Mais ces inflexions ne sont pas pour autant synonymes de reprise. Quelques indicateurs suggèrent cependant que le creux de la vague est passé : selon l’Observatoire du crédit logement, la production de crédits à l'habitat se redresse, notamment dans le neuf. Le ralentissement de l’inflation, des prix immobiliers et des taux d’intérêt (3,37 % en novembre contre 4,2 % fin 2023), couplé à une offre bancaire plus dynamique, ont ainsi contribué à raviver les intentions d’achat immobilier des ménages.
Novembre comme meilleur mois de 2024 pour les TP
Enfin, du côté des travaux publics, l’activité du secteur a enregistré en novembre son meilleur mois de l’année 2024, d’après le dernier bulletin mensuel publié par la FNTP. Les travaux réalisés ont ainsi progressé pour le deuxième mois consécutif (+2,2 % sur un mois et +9,5 % sur un an, données en volume, CSV-CIO) portant la hausse de l’activité à +3 % en cumul sur onze mois glissants.

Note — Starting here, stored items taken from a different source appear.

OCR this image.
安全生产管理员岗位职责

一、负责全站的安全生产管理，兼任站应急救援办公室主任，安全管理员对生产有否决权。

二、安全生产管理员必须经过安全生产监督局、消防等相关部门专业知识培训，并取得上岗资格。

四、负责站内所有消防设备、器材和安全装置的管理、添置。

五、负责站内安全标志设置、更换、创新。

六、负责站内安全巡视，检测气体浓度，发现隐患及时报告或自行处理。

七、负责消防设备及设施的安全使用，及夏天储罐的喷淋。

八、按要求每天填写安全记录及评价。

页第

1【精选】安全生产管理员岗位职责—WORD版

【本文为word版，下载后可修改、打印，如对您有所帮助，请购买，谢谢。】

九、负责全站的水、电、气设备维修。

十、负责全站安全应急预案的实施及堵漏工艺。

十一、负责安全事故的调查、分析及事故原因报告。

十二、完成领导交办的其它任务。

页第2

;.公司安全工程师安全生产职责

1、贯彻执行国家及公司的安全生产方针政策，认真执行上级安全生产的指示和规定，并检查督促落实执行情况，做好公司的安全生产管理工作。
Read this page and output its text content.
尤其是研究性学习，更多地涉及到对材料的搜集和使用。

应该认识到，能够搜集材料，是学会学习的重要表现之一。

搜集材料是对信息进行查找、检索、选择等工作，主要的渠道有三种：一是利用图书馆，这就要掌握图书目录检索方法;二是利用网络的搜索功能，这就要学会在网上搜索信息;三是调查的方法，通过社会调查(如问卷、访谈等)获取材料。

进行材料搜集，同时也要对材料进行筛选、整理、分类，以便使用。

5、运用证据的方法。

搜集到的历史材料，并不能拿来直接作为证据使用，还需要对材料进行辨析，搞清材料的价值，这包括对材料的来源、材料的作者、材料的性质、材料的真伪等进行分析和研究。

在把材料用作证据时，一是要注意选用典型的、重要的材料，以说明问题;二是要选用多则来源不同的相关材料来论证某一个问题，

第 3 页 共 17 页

Même si cette croissance concerne la majorité des spécialités, elle reste inégale selon les territoires et surtout, elle est moins dynamique que ce qu’elle devrait être à un an des échéances électorales. La FNTP pointe les effets du climat d’incertitude politique et l’absence de lisibilité budgétaire, propices à l’attentisme des acteurs publics et privés, plus frileux à investir.